A $200 million cartel class action will be served today on Qantas and a number of other large international airlines including Lufthansa, Singapore Airlines, Cathay Pacific, Air New Zealand, JAL and British Airways.
The case arises from a global price-fixing cartel in the international air freight industry which started in 2000 and continues to the present time. It involves various surcharges imposed by the airlines over this period including:
1. Fuel surcharges attributed to higher fuel costs;
2. Security surcharges attributed to additional security measures following the September 11 attacks; and
3. War-risk surcharges attributed to increased insurance costs associated with the war in Iraq.
Maurice Blackburn Principal Kim Parker said price fixing and market rigging by powerful organisations are the worst kinds of anti-competitive abuse and it was important that victims of that behaviour had an opportunity to recover their losses.
"Air freight surcharges have been unlawfully inflated over the last seven years. This case will bring those contraventions into the spotlight and will enable the victims of this cartel to claim back significant losses over this period.
"If the case is successful, all Australian businesses will benefit from future reductions in the cost of air freight," Ms Parker said.
It is claimed that those surcharges were used as a mechanism to increase prices by secret arrangement between the various airlines and that they were not connected with increased cost of operations as represented by the airlines.
Businesses and individuals affected by this cartel include those who have purchased more than $20,000 of air freight services over the last seven years.
This case follows prosecutions and class actions issued in the US and Canada in relation to the same cartel. In the US class action, a settlement has been reached with one of the airlines, Lufthansa, for $85 million, being compensation for direct purchasers of air freight services.
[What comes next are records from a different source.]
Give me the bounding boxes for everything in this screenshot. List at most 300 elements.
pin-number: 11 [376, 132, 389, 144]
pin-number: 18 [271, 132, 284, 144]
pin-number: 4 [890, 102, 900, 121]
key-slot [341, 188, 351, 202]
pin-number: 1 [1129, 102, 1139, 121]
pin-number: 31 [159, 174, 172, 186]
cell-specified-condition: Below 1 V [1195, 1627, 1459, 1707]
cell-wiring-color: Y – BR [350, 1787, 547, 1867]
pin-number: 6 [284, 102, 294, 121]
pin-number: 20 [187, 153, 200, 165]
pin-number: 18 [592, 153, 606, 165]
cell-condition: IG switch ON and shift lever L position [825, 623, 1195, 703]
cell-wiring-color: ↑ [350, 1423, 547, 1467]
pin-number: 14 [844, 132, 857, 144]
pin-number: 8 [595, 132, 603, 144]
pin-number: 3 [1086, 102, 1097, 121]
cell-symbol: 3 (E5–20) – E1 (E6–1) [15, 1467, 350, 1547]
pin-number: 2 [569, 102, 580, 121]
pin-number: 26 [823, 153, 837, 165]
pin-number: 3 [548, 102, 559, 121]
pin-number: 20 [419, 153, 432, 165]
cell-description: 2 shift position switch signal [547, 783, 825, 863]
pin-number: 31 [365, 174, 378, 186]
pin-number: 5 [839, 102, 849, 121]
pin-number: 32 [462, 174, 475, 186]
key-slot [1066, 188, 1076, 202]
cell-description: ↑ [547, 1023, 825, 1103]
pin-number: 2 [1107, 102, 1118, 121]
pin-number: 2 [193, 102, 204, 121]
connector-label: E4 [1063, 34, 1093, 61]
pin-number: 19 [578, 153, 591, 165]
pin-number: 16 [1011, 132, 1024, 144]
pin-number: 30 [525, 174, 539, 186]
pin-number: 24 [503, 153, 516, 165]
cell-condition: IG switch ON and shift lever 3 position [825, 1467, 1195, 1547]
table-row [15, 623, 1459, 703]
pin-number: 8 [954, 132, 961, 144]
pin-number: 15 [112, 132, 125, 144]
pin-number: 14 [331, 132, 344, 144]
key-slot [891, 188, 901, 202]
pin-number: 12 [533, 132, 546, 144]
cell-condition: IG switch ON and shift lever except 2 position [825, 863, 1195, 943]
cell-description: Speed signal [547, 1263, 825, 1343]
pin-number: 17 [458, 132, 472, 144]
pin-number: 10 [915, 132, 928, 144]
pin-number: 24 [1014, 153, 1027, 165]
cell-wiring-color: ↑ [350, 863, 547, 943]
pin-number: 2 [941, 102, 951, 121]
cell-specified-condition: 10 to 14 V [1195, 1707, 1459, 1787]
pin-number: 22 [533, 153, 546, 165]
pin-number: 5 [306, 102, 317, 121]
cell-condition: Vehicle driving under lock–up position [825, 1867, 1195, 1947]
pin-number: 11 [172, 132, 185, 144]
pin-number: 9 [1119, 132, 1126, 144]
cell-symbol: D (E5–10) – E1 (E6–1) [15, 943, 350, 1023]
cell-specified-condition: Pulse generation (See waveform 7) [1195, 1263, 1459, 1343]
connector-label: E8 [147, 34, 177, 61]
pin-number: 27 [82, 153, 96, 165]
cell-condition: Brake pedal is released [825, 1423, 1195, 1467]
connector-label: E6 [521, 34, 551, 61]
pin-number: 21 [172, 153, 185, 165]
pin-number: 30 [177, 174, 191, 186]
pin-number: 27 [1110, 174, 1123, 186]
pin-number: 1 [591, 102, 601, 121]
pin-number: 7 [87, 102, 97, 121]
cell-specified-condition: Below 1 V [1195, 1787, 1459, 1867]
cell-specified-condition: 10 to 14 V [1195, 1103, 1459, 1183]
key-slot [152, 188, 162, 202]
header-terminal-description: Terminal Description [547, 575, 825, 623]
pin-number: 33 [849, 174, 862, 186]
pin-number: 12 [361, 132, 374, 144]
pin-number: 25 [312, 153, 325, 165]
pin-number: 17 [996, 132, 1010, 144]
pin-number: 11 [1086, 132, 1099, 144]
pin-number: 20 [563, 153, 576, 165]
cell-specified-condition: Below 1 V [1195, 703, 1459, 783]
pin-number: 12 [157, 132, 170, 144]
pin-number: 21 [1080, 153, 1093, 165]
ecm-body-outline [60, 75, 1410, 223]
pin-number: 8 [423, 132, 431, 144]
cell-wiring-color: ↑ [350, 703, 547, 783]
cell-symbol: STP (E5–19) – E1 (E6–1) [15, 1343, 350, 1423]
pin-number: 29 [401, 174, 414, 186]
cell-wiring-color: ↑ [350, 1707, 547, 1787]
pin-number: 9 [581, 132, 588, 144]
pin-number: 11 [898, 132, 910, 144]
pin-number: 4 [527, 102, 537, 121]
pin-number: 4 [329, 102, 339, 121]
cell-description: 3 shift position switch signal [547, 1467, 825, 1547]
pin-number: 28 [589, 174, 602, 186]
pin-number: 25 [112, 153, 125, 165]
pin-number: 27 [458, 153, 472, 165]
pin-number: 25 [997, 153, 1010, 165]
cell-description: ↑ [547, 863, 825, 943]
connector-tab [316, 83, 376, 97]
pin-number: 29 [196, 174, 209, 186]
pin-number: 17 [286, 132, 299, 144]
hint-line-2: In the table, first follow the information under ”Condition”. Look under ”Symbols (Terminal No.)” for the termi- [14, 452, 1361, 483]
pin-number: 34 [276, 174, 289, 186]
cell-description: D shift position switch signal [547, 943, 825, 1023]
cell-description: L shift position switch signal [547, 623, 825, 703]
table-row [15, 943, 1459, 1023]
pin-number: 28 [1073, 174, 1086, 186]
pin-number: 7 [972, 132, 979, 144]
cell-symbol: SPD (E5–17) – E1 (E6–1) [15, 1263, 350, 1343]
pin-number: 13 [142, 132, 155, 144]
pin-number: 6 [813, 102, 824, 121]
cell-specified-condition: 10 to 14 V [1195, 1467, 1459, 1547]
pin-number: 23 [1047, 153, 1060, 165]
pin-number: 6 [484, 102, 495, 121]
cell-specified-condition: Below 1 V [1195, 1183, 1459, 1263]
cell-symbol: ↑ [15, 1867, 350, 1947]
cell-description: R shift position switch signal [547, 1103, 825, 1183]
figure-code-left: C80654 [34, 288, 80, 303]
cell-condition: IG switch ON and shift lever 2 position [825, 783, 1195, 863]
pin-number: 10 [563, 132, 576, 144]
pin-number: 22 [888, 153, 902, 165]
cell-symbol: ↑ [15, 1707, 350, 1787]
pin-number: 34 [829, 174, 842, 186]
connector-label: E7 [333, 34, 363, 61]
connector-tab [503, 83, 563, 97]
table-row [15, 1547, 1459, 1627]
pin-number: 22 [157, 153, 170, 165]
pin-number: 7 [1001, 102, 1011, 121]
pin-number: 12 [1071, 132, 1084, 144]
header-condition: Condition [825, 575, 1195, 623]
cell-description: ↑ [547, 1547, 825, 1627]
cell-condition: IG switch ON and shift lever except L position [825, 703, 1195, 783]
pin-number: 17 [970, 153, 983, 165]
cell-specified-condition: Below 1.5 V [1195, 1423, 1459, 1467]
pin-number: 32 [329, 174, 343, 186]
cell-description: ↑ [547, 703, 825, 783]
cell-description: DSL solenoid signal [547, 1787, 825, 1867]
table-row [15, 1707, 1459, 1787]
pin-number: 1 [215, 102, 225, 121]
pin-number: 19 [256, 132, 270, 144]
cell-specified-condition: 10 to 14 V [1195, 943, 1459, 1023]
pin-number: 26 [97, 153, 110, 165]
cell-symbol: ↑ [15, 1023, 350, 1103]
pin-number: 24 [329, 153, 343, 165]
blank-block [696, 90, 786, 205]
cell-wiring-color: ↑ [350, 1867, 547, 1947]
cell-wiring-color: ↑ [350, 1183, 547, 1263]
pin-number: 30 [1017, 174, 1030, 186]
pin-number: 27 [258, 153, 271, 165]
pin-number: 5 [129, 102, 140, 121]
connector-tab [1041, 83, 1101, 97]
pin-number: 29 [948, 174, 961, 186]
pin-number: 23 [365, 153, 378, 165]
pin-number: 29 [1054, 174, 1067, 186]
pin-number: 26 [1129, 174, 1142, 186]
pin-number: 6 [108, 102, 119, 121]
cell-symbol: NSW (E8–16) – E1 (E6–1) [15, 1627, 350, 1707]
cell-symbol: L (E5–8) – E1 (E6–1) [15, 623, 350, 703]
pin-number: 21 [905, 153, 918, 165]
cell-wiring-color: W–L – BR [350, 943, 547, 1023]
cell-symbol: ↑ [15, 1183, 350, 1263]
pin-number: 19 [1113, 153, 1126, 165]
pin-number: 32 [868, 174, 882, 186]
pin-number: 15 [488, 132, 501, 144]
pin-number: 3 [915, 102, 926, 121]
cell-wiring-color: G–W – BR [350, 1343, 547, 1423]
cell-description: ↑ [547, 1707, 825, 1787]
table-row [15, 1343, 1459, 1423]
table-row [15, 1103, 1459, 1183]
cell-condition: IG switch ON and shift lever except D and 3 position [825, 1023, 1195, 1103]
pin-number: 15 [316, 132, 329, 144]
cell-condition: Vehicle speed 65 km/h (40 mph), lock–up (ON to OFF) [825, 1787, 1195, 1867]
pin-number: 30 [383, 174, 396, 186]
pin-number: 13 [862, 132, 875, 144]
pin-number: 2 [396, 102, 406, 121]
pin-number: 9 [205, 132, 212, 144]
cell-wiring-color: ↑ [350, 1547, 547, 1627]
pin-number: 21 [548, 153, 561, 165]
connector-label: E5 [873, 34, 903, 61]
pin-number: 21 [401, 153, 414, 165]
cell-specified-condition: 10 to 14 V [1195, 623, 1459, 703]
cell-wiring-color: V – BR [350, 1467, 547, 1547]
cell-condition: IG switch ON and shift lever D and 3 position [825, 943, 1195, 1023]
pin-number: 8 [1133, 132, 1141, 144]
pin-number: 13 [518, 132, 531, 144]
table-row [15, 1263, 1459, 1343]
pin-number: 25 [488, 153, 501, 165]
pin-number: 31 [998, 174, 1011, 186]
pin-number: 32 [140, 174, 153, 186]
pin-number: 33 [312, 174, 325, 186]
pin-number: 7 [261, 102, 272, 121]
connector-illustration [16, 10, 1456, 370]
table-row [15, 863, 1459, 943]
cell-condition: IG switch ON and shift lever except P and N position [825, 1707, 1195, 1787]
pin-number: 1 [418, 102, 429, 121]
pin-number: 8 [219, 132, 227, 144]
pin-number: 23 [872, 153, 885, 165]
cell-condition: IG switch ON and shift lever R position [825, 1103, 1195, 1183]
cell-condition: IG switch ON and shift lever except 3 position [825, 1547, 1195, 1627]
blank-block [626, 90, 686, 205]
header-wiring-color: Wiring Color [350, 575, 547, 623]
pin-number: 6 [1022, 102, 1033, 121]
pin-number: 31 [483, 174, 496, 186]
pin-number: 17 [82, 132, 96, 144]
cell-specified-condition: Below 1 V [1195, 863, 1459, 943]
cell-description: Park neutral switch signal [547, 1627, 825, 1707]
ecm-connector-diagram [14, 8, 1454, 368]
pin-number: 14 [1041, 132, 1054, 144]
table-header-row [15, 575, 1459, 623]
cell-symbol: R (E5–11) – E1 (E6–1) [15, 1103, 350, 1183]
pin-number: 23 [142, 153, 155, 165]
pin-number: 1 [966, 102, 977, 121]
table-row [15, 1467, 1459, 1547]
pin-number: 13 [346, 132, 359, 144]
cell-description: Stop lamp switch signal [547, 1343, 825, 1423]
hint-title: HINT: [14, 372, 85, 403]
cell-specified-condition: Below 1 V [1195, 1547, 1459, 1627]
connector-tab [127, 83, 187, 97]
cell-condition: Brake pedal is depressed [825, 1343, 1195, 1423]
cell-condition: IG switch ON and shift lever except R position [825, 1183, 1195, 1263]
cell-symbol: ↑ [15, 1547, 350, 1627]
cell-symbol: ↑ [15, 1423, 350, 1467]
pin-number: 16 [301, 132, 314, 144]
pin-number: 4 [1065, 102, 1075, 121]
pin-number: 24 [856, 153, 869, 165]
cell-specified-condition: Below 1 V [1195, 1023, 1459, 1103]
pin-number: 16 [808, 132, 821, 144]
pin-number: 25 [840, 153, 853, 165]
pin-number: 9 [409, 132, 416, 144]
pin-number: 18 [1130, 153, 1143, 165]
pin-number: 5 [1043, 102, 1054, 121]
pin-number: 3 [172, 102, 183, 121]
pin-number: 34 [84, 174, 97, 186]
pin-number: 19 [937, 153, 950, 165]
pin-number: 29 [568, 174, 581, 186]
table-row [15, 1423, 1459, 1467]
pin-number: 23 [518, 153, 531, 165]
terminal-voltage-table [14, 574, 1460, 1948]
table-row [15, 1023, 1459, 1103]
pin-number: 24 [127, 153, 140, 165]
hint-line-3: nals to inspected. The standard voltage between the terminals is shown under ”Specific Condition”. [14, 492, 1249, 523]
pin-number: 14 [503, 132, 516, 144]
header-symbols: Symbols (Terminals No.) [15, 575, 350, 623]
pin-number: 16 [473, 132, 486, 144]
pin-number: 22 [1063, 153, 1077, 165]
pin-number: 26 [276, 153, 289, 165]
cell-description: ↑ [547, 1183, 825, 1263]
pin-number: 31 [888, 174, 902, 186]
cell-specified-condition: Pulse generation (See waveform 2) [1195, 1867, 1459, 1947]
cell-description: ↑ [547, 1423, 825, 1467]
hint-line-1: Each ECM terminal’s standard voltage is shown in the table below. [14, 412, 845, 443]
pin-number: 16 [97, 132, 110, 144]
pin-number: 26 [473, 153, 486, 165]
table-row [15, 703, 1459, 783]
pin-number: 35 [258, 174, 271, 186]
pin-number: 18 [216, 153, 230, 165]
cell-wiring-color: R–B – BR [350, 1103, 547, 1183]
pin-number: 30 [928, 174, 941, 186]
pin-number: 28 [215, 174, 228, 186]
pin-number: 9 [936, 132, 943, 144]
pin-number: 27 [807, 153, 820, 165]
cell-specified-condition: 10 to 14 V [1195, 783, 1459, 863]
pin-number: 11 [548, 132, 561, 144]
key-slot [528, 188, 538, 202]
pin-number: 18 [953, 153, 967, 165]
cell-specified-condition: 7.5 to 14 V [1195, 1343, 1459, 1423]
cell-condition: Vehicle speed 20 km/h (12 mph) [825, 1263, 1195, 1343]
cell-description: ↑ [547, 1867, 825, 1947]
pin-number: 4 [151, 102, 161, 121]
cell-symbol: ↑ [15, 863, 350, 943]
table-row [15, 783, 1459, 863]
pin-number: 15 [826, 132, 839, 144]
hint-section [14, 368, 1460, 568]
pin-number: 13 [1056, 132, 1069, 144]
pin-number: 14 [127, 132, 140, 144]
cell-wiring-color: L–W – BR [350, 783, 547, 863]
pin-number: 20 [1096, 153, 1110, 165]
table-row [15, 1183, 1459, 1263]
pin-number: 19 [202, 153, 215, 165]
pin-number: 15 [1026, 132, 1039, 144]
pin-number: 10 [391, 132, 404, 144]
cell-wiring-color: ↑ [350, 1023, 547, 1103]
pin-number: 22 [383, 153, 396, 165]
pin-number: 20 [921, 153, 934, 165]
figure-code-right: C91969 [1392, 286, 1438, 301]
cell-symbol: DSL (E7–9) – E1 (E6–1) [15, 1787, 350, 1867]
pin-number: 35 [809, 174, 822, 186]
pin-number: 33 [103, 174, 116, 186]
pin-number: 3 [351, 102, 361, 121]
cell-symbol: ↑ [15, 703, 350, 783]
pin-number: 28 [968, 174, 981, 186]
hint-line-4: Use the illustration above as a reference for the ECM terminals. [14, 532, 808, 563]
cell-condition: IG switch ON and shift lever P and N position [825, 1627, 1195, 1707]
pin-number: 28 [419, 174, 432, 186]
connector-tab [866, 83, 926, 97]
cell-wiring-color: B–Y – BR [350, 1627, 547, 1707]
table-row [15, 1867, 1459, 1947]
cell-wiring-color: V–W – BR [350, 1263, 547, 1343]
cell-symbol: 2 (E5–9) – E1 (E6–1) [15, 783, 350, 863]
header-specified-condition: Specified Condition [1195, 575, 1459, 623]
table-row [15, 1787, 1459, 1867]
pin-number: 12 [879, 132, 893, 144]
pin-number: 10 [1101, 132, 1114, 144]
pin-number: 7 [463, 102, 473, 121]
The remaining claim against the other airlines in the US is estimated to worth $1 billion.
Maurice Blackburn was the first legal firm in Australia to successfully conclude a cartel class action when it won $30.5 million in July last year for victims in the "vitamins cartel class action". The case signalled a new era in bringing illegal corporate anti-competitive behaviour to account and in protecting the interests of those who are deliberately ripped off.